Ovni thaïlandais au charme entêtant, Fantôme utile marque les premiers pas du réalisateur Ratchapoom Boonbunchachoke dans la cour du long-métrage. Une fresque romantique, poétique et politique, qui ose le burlesque et les ruptures de ton pour raconter un pays et son lien aux mythes.

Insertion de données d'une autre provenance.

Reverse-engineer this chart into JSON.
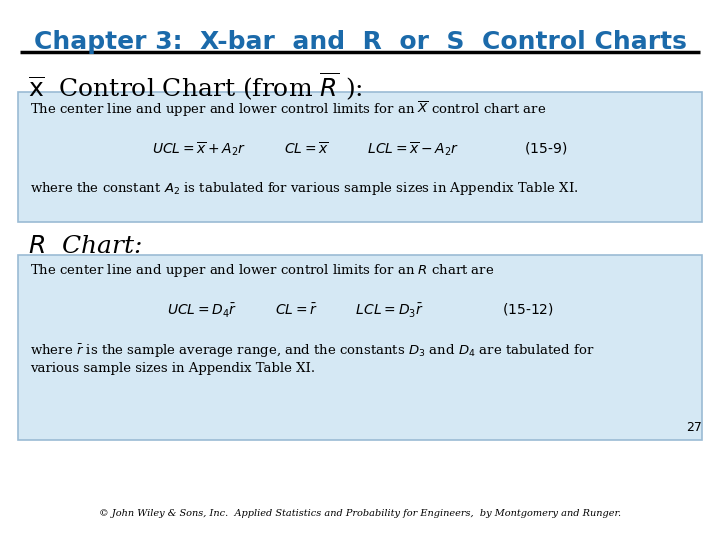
{
  "title_part1": "Chapter 3: ",
  "title_part2": "X-bar",
  "title_part3": " and ",
  "title_part4": "R",
  "title_part5": " or ",
  "title_part6": "S",
  "title_part7": " Control Charts",
  "title_color": "#1B6AAA",
  "title_fontsize": 18,
  "bg_color": "#FFFFFF",
  "box_fill_color": "#D5E8F4",
  "box_edge_color": "#9BBBD4",
  "section1_label_fontsize": 18,
  "section2_label_fontsize": 18,
  "footer": "© John Wiley & Sons, Inc.  Applied Statistics and Probability for Engineers,  by Montgomery and Runger.",
  "page_number": "27",
  "text_fontsize": 9.5,
  "formula_fontsize": 10
}
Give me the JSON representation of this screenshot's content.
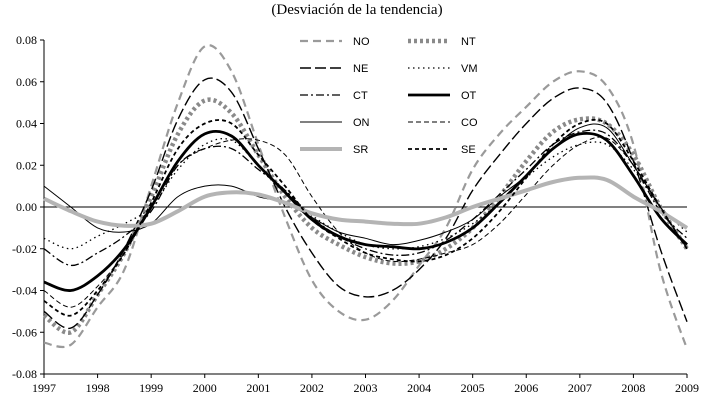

Ornée du Grand Prix de la Semaine de la Critique au dernier Festival de Cannes, cette aventure se savoure le long de ses deux heures dix de récit. Les premières images donnent la note : des grains de poussière tombent sur la ville. Pollution urbaine et économique, métaphore des particules fantomatiques, elle signifie d’emblée que les mondes visible et invisible sont poreux, et que quelque chose contamine la normalité ambiante. Jusqu’à l’impensable… savoureux. Les esprits soufflent où ils veulent et intègrent n’importe quelle enveloppe. En l’occurrence celle d’un aspirateur et autres appareils mécaniques et électroménagers. L’audace est l’ADN de ce premier film long, tout droit sorti de l’esprit plein de poésie du jeune cinéaste Ratchapoom Boonbunchachoke. Empreint des mythes et légendes de Thaïlande, et du goût est-asiatique pour les histoires de fantômes, il dépasse le réalisme pour mieux raconter sa vision du monde. Un monde marqué par les injustices, les injonctions et les répressions politiques et sociales. Mais aussi par les fantasmes.

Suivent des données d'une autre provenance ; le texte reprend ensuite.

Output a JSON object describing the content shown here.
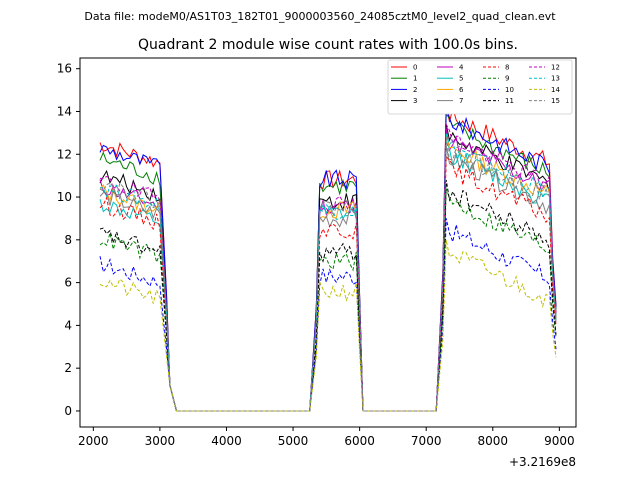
{
  "header": {
    "data_file_label": "Data file: modeM0/AS1T03_182T01_9000003560_24085cztM0_level2_quad_clean.evt"
  },
  "chart_data": {
    "type": "line",
    "title": "Quadrant 2 module wise count rates with 100.0s bins.",
    "xlabel": "",
    "ylabel": "",
    "x_offset_label": "+3.2169e8",
    "xlim": [
      1800,
      9250
    ],
    "ylim": [
      -0.75,
      16.5
    ],
    "xticks": [
      2000,
      3000,
      4000,
      5000,
      6000,
      7000,
      8000,
      9000
    ],
    "yticks": [
      0,
      2,
      4,
      6,
      8,
      10,
      12,
      14,
      16
    ],
    "legend_position": "top-right",
    "segments": [
      {
        "x_start": 2100,
        "x_end": 3000,
        "rise_x": 2100,
        "fall_end": 3250
      },
      {
        "x_start": 5400,
        "x_end": 5950,
        "rise_x": 5250,
        "fall_end": 6050
      },
      {
        "x_start": 7350,
        "x_end": 8850,
        "rise_x": 7150,
        "fall_end": 8950
      }
    ],
    "series": [
      {
        "name": "0",
        "color": "#ff0000",
        "dash": "solid",
        "levels": [
          12.0,
          10.8,
          13.0
        ]
      },
      {
        "name": "1",
        "color": "#008000",
        "dash": "solid",
        "levels": [
          11.3,
          10.5,
          12.5
        ]
      },
      {
        "name": "2",
        "color": "#0000ff",
        "dash": "solid",
        "levels": [
          11.8,
          10.8,
          12.8
        ]
      },
      {
        "name": "3",
        "color": "#000000",
        "dash": "solid",
        "levels": [
          10.5,
          9.8,
          12.0
        ]
      },
      {
        "name": "4",
        "color": "#bf00bf",
        "dash": "solid",
        "levels": [
          10.0,
          9.6,
          11.8
        ]
      },
      {
        "name": "5",
        "color": "#00bfbf",
        "dash": "solid",
        "levels": [
          9.2,
          9.2,
          11.2
        ]
      },
      {
        "name": "6",
        "color": "#ffa500",
        "dash": "solid",
        "levels": [
          9.8,
          9.4,
          11.5
        ]
      },
      {
        "name": "7",
        "color": "#808080",
        "dash": "solid",
        "levels": [
          9.6,
          9.0,
          11.0
        ]
      },
      {
        "name": "8",
        "color": "#ff0000",
        "dash": "dashed",
        "levels": [
          9.2,
          8.5,
          10.5
        ]
      },
      {
        "name": "9",
        "color": "#008000",
        "dash": "dashed",
        "levels": [
          7.6,
          7.0,
          9.0
        ]
      },
      {
        "name": "10",
        "color": "#0000ff",
        "dash": "dashed",
        "levels": [
          6.4,
          6.3,
          7.6
        ]
      },
      {
        "name": "11",
        "color": "#000000",
        "dash": "dashed",
        "levels": [
          7.8,
          7.4,
          9.4
        ]
      },
      {
        "name": "12",
        "color": "#bf00bf",
        "dash": "dashed",
        "levels": [
          10.3,
          9.7,
          12.0
        ]
      },
      {
        "name": "13",
        "color": "#00bfbf",
        "dash": "dashed",
        "levels": [
          10.0,
          9.4,
          11.6
        ]
      },
      {
        "name": "14",
        "color": "#bfbf00",
        "dash": "dashed",
        "levels": [
          5.6,
          5.6,
          6.6
        ]
      },
      {
        "name": "15",
        "color": "#808080",
        "dash": "dashed",
        "levels": [
          10.2,
          9.5,
          11.4
        ]
      }
    ]
  }
}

C’est en affirmant le poing levé son goût pour un monde inclusif, joyeux, vengeur, sensuel et burlesque, que l’auteur s’exprime avec générosité. Avec un soin apporté au son comme à l’image, il défend son univers pétri de romantisme et de mélancolie, sans jamais forcer sur la vitesse. Son traitement s’appuie sur un rythme qui donne à chaque scène les conditions idéales pour installer un climat, et pour rendre les émotions palpables. Ses couples hétéro comme queer s’aiment passionnément, au-delà des contingences matérielles et du temps, de décors urbains simples et populaires en belle villa, en passant par un fascinant local d’expérimentation, à l’architecture et aux formes détonantes. Marqué par des maîtres du cinéma d’auteur international, de Raoul Ruiz à Jacques Rivette, de Chantal Akerman à Manoel de Oliveira, d’Otar Iosseliani à João Cesar Monteiro, Boonbunchachoke aime faire décoller le réel vers la fantaisie fantastique et toucher à la fable. Il gagne le pari en créant sa propre signature, en alliant la douceur à la noirceur. Gageure passionnante à regarder se déployer sur grand écran, et promesse d’un parcours à suivre de près.